The primary thing I keep hearing from people is how loud the Superdome will be. Not about how Jabaru Green can handle percy Harvin one on one or how Darren Sharper will be able to cut off Sidney Rice's post routes. Instead of hearing about how Jonathan Vilma and Sedrick Ellis will disrupt Peterson's running lanes and cutting off his holes, I am hearing about how a bunch of drunks are going to rip the roof of the Superdome and rattle, ahem, Brett Favre. Seriously, what have you people been drinking?
Okay, I'll get to the point: This is not going to be some runaway by either team. Considering that both offenses are capable of hanging 40 points on the likes of Baltimore, can adjust their gameplans if one aspect is taken away, and are resourceful enough to exploit minute weaknesses in any defense, I expect it to be inside the spread, hence why I am taking the Vikings. I simply do not see the Vikings being rattled by the noise or the moment or the emotion because the guy under center is the one they take their cues from, not the dummy with the beard on the sidelines.

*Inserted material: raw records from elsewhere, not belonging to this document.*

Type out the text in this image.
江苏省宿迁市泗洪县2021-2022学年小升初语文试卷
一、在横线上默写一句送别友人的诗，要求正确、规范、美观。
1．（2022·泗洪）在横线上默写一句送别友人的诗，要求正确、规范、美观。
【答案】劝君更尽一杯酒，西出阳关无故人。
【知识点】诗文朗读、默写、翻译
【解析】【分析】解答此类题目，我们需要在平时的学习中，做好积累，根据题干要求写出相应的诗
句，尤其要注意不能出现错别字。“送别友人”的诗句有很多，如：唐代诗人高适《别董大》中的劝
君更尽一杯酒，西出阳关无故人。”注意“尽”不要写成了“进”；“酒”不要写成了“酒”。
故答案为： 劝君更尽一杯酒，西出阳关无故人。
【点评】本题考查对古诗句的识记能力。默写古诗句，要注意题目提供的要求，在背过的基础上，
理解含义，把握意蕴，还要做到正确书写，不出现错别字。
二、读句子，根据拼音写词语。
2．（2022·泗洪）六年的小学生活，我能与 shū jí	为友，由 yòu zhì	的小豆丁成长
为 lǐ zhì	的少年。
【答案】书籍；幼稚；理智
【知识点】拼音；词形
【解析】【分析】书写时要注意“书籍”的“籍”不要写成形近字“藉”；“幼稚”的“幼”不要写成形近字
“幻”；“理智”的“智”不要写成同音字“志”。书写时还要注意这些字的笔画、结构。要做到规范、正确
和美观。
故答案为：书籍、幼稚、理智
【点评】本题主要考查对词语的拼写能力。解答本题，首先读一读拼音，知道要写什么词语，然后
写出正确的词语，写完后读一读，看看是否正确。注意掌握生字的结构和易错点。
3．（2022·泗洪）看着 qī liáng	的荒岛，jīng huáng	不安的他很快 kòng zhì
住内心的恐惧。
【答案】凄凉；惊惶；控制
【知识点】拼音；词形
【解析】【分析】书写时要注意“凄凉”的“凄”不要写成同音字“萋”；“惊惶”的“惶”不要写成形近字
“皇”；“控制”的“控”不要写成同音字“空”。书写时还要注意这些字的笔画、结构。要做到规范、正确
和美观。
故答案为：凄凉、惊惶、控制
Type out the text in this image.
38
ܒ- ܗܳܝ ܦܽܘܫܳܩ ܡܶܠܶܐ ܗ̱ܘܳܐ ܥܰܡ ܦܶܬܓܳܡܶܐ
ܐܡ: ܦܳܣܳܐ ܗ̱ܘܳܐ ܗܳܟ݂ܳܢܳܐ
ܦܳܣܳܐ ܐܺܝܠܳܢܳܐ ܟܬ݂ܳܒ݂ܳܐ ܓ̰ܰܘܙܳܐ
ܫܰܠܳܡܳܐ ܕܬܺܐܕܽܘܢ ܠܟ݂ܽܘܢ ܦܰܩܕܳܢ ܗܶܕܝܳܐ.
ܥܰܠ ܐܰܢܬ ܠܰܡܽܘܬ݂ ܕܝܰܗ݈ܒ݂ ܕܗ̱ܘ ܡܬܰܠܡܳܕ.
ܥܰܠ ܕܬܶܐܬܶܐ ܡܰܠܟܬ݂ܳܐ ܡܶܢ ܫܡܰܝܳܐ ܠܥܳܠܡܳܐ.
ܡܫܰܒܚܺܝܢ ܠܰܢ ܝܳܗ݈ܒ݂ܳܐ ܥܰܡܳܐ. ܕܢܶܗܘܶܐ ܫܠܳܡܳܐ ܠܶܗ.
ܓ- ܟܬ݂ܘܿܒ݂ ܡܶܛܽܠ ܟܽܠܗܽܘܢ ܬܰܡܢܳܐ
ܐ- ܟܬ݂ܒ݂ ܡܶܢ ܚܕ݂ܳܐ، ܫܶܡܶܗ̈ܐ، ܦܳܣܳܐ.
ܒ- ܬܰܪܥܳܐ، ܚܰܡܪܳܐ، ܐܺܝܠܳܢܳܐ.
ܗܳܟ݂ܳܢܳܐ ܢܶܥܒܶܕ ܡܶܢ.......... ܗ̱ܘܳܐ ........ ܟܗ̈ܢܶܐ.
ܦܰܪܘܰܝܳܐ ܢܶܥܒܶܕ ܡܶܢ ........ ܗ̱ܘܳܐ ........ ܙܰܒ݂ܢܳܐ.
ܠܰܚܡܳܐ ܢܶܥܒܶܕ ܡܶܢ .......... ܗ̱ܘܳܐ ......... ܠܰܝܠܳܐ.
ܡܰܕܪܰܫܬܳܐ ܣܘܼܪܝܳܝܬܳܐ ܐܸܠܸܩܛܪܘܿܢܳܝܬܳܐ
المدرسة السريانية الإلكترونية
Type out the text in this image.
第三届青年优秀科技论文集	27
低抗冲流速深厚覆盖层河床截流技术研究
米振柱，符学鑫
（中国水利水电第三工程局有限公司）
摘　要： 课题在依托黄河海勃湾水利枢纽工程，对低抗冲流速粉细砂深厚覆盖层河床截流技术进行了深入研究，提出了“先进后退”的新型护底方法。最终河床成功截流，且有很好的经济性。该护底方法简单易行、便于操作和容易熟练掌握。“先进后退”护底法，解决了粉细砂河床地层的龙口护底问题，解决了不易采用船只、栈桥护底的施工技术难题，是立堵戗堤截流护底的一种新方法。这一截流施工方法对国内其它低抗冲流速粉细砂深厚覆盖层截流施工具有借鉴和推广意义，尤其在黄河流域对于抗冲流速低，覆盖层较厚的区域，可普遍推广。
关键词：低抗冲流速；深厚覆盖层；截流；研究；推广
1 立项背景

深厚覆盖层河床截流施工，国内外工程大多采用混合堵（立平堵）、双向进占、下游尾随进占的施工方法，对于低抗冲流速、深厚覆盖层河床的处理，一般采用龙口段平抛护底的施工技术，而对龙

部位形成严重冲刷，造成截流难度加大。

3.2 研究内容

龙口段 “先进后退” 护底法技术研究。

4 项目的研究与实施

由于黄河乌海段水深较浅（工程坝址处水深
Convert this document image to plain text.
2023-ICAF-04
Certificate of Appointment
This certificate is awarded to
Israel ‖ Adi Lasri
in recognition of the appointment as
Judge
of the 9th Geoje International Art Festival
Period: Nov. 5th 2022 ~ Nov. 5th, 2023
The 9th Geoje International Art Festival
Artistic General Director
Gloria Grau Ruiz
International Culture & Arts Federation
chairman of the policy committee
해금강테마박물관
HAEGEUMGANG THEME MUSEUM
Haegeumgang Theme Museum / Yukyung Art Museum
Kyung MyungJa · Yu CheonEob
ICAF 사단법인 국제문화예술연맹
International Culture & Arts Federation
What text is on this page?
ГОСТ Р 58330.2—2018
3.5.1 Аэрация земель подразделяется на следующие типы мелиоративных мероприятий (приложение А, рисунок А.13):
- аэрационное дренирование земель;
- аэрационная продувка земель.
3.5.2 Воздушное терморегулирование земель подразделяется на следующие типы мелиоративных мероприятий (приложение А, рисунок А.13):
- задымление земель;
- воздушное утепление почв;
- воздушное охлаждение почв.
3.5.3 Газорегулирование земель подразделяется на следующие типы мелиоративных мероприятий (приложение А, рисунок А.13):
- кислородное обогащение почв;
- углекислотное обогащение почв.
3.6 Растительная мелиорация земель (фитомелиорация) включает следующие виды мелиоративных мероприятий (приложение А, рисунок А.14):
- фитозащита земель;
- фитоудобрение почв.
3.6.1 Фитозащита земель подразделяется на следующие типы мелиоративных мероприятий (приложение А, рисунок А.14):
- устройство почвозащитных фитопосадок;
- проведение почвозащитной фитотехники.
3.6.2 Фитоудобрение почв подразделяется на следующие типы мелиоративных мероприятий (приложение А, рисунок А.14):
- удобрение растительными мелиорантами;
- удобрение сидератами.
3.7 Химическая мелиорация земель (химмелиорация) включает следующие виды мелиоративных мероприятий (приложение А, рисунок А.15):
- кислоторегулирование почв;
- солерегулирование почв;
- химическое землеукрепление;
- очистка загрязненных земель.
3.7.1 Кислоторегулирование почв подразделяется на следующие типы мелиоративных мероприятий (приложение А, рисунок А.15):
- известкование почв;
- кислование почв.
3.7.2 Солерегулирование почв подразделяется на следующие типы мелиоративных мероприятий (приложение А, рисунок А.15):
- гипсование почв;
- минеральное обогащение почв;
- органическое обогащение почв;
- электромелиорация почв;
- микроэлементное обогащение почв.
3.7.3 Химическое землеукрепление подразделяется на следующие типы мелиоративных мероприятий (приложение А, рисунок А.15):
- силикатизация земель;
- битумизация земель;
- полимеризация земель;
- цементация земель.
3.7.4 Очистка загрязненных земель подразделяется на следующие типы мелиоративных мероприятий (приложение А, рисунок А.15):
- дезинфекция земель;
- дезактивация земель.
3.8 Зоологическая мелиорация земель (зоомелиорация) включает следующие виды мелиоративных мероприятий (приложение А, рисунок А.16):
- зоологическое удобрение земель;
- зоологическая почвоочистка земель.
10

The key for the Saints revolves around utilizing Reggie Bush properly, protecting Drew Brees, and isolating Jasper Brinkley – who is filling in for the injured EJ Henderson. The Vikings will bring an incredible outside rush and are capable of clogging the middle thanks to the Williams Wall. If Brees is kept upright, if Antoine Williams is still a half step off, and if the Vikings actually kick the ball to Bush, the Saints win. If the Vikings establish the run, keep Brees off the field and hit him often when he is on it, and are able to execute their play action game to perfection, they win. It's as simple as that.